The FCS is designed such that centre stick means no manoeuvre is commanded, i.e. the aeroplane flies a gravity corrected load factor that keeps the flight path constant. The pitch stick extremes command the positive or negative alpha or load factor limits for the particular mass, flight condition and configuration. There is a variable "dead band" at the pitch stick extreme to keep the stick force per g constant for the variable g limits. For roll stick, centre commands no roll rate. Full roll stick commands the roll rate authority for the particular flight condition, config and mass. Roll rate vs stick force/displacement is a nonlinear function.

One other thing to note is that there are alpha limits for the "auto trim". So, if a pilot was to fly straight and level and let the aeroplane decelerate, the flight path would remain constant (the aeroplane would increase alpha to ensure this). Once the auto trim alpha limit is reached, the aeroplane sort of behaves like it has conventional static stability and will nose over at the trimmed alpha limit. The pilot has to pull to get more alpha.

Designed to be as simple and easy to fly as possible.

Avionker
26th Jan 2012, 14:18
For the system I am familiar with (on a pointy, grey aeroplane), there is no artificial feel.
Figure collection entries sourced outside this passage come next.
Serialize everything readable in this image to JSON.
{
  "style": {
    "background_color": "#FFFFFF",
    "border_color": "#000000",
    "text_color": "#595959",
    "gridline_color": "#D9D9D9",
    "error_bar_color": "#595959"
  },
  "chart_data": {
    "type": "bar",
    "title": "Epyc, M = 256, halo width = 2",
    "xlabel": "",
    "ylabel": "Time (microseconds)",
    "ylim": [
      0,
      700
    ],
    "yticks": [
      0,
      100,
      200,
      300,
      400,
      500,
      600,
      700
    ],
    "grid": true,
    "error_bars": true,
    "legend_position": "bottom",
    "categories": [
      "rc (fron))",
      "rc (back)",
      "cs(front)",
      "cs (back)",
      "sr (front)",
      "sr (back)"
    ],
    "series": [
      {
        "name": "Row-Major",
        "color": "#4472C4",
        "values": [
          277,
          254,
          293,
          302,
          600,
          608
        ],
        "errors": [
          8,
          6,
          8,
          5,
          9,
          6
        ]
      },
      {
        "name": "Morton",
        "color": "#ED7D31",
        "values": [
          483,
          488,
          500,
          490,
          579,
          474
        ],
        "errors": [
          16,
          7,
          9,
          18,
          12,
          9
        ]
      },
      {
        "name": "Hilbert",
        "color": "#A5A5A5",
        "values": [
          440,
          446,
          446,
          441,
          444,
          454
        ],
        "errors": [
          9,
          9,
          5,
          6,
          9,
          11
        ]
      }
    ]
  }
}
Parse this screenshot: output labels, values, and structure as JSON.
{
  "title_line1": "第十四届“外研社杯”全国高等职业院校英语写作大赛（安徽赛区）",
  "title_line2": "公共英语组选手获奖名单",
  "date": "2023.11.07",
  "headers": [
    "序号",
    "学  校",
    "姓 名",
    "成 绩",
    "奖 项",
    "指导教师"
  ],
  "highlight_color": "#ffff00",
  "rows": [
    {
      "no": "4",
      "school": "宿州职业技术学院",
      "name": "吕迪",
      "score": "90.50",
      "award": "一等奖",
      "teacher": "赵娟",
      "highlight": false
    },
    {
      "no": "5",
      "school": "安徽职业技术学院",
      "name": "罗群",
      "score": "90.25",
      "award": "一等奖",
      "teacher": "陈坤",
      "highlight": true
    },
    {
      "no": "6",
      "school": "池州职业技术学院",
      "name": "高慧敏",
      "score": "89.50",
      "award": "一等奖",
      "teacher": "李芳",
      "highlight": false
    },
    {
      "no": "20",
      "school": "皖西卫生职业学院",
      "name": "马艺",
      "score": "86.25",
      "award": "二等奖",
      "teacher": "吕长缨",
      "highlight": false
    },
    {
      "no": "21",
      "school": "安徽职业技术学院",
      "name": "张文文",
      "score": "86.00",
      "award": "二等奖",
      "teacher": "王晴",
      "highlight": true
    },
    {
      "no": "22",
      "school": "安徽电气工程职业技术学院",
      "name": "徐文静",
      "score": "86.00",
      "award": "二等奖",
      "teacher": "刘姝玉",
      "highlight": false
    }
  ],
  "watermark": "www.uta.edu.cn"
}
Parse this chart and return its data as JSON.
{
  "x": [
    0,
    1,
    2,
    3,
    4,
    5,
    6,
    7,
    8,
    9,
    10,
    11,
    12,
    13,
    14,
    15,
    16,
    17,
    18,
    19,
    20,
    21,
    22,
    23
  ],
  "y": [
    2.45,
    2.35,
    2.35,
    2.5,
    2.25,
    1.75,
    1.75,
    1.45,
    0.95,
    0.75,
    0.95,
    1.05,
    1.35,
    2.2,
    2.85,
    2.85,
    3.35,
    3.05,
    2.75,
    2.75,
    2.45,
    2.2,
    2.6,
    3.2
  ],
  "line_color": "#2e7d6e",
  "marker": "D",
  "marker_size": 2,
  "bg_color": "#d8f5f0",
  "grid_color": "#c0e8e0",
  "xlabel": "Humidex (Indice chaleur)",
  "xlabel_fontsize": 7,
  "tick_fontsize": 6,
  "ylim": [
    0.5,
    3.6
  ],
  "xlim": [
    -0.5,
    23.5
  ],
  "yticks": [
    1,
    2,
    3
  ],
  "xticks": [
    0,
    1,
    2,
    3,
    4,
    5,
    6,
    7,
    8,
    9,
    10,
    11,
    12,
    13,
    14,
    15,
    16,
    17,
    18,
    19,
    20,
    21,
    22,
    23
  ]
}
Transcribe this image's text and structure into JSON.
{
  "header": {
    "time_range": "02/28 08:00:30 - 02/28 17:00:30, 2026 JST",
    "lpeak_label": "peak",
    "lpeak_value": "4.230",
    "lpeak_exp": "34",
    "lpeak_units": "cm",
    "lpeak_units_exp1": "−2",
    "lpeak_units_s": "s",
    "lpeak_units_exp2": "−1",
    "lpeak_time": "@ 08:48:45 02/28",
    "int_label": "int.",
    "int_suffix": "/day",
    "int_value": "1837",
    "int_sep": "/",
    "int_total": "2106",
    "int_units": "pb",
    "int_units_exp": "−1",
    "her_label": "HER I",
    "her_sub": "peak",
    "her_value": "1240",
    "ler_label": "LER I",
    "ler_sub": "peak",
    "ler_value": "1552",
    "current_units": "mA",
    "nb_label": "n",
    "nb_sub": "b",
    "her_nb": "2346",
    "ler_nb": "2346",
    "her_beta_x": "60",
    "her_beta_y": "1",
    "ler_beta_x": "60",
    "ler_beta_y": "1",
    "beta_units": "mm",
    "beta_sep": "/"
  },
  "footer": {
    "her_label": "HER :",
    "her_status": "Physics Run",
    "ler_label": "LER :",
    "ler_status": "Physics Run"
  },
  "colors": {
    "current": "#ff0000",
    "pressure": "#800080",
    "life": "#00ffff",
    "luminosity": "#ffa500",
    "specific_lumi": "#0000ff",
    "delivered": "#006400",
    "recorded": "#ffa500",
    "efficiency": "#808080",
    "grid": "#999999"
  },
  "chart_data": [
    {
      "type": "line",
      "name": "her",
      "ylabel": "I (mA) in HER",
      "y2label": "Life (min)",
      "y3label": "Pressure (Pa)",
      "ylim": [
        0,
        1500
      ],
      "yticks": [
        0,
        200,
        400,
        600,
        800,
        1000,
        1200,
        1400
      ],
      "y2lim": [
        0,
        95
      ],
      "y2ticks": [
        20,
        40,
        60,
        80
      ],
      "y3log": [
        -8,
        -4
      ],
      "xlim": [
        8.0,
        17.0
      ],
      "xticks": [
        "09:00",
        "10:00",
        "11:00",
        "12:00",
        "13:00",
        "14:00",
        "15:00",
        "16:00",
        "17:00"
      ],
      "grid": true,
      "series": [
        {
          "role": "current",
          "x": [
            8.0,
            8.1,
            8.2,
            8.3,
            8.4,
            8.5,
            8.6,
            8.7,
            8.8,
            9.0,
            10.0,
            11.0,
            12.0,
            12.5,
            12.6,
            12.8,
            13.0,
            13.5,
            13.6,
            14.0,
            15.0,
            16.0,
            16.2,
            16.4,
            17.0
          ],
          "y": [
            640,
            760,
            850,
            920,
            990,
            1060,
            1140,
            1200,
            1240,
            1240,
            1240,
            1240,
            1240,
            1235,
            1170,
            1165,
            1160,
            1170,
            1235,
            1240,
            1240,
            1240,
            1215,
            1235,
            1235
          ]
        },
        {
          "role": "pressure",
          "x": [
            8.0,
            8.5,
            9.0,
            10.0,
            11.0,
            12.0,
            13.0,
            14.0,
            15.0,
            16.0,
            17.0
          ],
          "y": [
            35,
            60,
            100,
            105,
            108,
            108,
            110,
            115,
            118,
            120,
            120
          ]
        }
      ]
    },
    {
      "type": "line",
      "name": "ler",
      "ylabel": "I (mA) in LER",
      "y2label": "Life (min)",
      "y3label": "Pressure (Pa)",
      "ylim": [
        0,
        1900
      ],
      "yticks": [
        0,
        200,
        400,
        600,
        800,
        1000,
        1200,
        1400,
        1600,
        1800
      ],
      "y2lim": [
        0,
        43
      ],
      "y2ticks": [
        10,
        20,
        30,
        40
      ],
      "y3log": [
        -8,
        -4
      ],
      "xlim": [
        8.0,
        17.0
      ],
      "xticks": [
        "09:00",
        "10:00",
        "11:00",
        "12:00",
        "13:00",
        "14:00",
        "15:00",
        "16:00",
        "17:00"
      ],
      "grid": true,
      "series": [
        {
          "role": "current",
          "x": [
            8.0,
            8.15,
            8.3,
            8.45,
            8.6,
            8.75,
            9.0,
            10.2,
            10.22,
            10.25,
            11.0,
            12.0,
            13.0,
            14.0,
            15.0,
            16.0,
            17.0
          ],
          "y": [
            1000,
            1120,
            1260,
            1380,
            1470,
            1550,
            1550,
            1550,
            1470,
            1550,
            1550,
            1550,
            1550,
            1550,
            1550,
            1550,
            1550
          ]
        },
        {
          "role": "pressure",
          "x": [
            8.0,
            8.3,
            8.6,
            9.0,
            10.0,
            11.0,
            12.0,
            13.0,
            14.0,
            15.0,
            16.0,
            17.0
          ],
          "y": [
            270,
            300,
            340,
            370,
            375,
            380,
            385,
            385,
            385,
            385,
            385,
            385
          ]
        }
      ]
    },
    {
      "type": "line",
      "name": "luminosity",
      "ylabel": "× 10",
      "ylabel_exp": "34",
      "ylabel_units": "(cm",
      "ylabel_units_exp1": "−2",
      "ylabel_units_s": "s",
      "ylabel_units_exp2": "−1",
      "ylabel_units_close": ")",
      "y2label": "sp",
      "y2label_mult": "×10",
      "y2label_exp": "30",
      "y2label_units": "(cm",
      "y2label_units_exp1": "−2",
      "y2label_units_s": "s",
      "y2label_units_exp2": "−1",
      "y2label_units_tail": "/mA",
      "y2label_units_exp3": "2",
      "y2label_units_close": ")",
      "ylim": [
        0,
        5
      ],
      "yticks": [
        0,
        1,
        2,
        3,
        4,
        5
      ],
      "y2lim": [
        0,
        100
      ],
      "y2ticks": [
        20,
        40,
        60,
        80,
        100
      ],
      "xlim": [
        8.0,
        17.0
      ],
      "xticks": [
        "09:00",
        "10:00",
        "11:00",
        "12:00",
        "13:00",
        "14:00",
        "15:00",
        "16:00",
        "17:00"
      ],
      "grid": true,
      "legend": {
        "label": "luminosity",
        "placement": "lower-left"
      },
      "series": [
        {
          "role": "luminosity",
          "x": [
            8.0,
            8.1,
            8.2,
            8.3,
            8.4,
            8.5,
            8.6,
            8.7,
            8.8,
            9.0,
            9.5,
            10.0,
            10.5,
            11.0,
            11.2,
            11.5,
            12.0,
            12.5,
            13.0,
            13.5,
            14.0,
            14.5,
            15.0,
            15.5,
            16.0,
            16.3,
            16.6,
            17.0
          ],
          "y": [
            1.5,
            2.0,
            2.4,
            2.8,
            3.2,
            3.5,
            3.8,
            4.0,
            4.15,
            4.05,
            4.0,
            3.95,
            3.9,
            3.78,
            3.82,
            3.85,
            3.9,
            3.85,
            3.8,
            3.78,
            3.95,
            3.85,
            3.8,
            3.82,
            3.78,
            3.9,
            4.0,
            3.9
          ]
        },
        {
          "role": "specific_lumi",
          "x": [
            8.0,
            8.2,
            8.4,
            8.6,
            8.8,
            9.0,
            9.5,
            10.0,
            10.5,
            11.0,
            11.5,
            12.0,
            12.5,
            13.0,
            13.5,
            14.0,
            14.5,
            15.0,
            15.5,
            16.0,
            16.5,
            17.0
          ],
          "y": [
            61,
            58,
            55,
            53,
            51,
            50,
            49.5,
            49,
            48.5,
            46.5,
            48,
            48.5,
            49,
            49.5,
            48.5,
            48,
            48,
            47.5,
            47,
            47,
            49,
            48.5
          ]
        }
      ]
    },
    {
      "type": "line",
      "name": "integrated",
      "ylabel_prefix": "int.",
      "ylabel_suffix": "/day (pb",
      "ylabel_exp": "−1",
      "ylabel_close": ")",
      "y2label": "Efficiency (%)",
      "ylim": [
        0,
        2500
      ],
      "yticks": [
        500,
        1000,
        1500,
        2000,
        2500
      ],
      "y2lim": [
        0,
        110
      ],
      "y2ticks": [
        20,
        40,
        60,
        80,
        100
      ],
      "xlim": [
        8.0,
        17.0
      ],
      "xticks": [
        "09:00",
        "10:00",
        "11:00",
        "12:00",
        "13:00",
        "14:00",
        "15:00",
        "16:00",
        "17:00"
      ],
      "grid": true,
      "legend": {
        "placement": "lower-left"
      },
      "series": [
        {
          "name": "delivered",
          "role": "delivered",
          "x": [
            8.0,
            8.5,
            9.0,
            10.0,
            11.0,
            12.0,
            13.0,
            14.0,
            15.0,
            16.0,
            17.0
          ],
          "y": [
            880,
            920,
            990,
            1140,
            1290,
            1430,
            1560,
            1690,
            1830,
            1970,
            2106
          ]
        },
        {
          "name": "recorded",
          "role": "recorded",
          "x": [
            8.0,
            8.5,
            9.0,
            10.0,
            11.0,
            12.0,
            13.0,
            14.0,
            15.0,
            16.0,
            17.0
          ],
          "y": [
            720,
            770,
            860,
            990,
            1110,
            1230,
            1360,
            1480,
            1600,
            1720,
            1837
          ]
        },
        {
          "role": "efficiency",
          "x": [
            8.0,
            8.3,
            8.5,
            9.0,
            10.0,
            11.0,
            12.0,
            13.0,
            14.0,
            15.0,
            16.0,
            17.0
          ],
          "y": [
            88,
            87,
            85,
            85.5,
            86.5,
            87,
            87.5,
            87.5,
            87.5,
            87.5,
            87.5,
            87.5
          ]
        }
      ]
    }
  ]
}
Basically, the more you pull or push, the harder it gets to do so. If I recall, the relationship between stick force and displacement is linear. I think there is a damping force too. There is a breakout force to get away from centre stick.

Would that not be regarded as artificial feel then, if it feels as though the stick is actually connected to something? And surely the increasing force required to move the stick further from the centre point is simulating aerodynamic forces to some extent?

FCSoverride
26th Jan 2012, 14:56
There is no feedback to the stick. It is just a spring and damper. Is it artificial feel? I leave that to be answered by pilots.

John Farley
26th Jan 2012, 16:49
You are right of course but I was trying to use an acronym that many people are familiar with rather than one that could easily turn them off so that they learned nowt.

I guess to keep he all knowing happy I should have said:

"Q feel means the feel offered is related to IAS squared."

I must do better next time.

Dan Winterland
26th Jan 2012, 17:02
I (think) knew what you meant John.

But how does it feel in a hover when the IAS/EAS is zero?

John Farley
26th Jan 2012, 21:19
Dan

Dunno...bit like a funny dream without the mess I guess.

Obi Offiah
13th Feb 2012, 20:51
One other thing to note is that there are alpha limits for the "auto trim". So, if a pilot was to fly straight and level and let the aeroplane decelerate, the flight path would remain constant (the aeroplane would increase alpha to ensure this). Once the auto trim alpha limit is reached, the aeroplane sort of behaves like it has conventional static stability and will nose over at the trimmed alpha limit. The pilot has to pull to get more alpha.

This is why the high alpha passes witnessed at airshows, are flown with the pilot applying back pressure to the stick.